# Wyoming House advances doomsday bill



## cc3915 (Mar 26, 2004)

CHEYENNE - State representatives on Friday advanced legislation to launch a study into what Wyoming should do in the event of a complete economic or political collapse in the United States.
House Bill 85 passed on first reading by a voice vote. It would create a state-run government continuity task force, which would study and prepare Wyoming for potential catastrophes, from disruptions in food and energy supplies to a complete meltdown of the federal government.
The task force would look at the feasibility of
Wyoming issuing its own alternative currency, if needed. And House members approved an amendment Friday by state Rep. Kermit Brown, R-Laramie, to have the task force also examine conditions under which Wyoming would need to implement its own military draft, raise a standing army, and acquire strike aircraft and an aircraft carrier.

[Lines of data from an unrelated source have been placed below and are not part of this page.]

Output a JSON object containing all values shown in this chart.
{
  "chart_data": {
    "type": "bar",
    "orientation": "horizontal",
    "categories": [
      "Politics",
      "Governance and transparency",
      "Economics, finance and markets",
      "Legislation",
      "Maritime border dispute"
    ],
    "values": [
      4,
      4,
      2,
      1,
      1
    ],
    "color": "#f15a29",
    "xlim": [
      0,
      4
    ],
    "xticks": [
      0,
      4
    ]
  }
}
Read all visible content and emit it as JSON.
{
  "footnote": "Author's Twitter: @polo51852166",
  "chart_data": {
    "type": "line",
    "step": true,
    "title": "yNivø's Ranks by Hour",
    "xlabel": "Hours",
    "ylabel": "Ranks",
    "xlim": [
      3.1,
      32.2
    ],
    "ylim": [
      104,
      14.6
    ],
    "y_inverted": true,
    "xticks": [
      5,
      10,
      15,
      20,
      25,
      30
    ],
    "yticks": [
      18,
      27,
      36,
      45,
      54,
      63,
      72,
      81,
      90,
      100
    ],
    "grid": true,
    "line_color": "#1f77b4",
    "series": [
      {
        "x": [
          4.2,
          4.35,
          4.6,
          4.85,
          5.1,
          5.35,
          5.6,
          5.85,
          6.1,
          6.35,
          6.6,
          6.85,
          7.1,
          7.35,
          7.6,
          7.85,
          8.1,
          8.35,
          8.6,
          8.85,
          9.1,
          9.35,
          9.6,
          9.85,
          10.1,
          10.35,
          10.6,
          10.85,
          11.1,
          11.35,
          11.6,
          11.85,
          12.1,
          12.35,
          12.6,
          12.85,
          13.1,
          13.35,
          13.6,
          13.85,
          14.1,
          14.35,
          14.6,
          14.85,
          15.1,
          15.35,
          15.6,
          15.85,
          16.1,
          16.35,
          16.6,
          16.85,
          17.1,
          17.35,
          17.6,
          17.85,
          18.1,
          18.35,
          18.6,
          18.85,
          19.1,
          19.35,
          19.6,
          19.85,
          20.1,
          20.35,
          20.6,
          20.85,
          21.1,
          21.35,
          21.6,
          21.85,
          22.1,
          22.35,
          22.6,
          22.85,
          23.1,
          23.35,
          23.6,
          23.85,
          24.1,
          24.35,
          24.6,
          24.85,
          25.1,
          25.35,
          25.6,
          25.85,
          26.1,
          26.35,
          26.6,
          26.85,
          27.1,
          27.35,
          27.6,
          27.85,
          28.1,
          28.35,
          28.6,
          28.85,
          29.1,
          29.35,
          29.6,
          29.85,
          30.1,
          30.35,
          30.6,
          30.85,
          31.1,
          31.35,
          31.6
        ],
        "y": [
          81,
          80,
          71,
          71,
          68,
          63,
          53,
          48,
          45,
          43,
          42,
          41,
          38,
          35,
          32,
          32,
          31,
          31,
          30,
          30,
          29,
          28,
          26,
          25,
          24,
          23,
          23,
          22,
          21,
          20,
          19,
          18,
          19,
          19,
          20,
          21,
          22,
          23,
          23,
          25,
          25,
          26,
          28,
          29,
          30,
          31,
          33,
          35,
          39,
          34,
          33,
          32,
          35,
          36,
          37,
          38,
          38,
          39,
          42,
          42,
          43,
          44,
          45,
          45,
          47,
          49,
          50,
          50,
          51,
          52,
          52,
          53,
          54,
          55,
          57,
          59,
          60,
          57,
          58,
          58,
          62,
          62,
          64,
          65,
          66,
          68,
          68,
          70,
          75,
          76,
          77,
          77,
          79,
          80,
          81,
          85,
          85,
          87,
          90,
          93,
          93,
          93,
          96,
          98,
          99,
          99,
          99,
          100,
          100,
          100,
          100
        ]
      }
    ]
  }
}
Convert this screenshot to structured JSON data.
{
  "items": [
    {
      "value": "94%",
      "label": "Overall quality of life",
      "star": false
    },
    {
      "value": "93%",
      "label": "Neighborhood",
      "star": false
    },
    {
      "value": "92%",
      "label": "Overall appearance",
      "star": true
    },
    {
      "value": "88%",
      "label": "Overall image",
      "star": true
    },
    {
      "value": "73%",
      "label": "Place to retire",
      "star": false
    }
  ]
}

Read more: http://trib.com/news/state-and-regional/govt-and-politics/wyoming-house-advances-doomsday-bill/article_af6e1b2b-0ca4-553f-85e9-92c0f58c00bd.html#ixzz1nSaf0rrt​


----------



## militia_man (Mar 27, 2005)

This seemed somewhat reasonable until I read the part about LAND LOCKED Wyoming considering how they could acquire an aircraft carrier. Now the whole plan just seems silly.


----------



## cousteau (Oct 31, 2011)

Impressive that they would start planning. Scary that the reason is plausible.


----------



## Guest (Feb 26, 2012)

Sounds like someone's been watching old episodes of Jericho.

Sent from my DROID RAZR using Tapatalk


----------



## HistoryHound (Aug 30, 2008)

militia_man said:


> This seemed somewhat reasonable until I read the part about LAND LOCKED Wyoming considering how they could acquire an aircraft carrier. Now the whole plan just seems silly.


Well if the doomsday flood maps are correct they might just need that aircraft carrier.


----------



## HiredGoon (Jan 21, 2008)

If that flood map is correct, I'm finally going to get that ocean front property I've always wanted! Sweet! That'll bring the house value back up.


----------



## niteowl1970 (Jul 7, 2009)

We'll all dry out here in "Eastern New York."


----------



## Guest (Feb 28, 2012)

My doomsday meter will be pegged the day Massachusetts adopts a similar bill. If Mass is doing it then the enemy has already gone pass the wire.


----------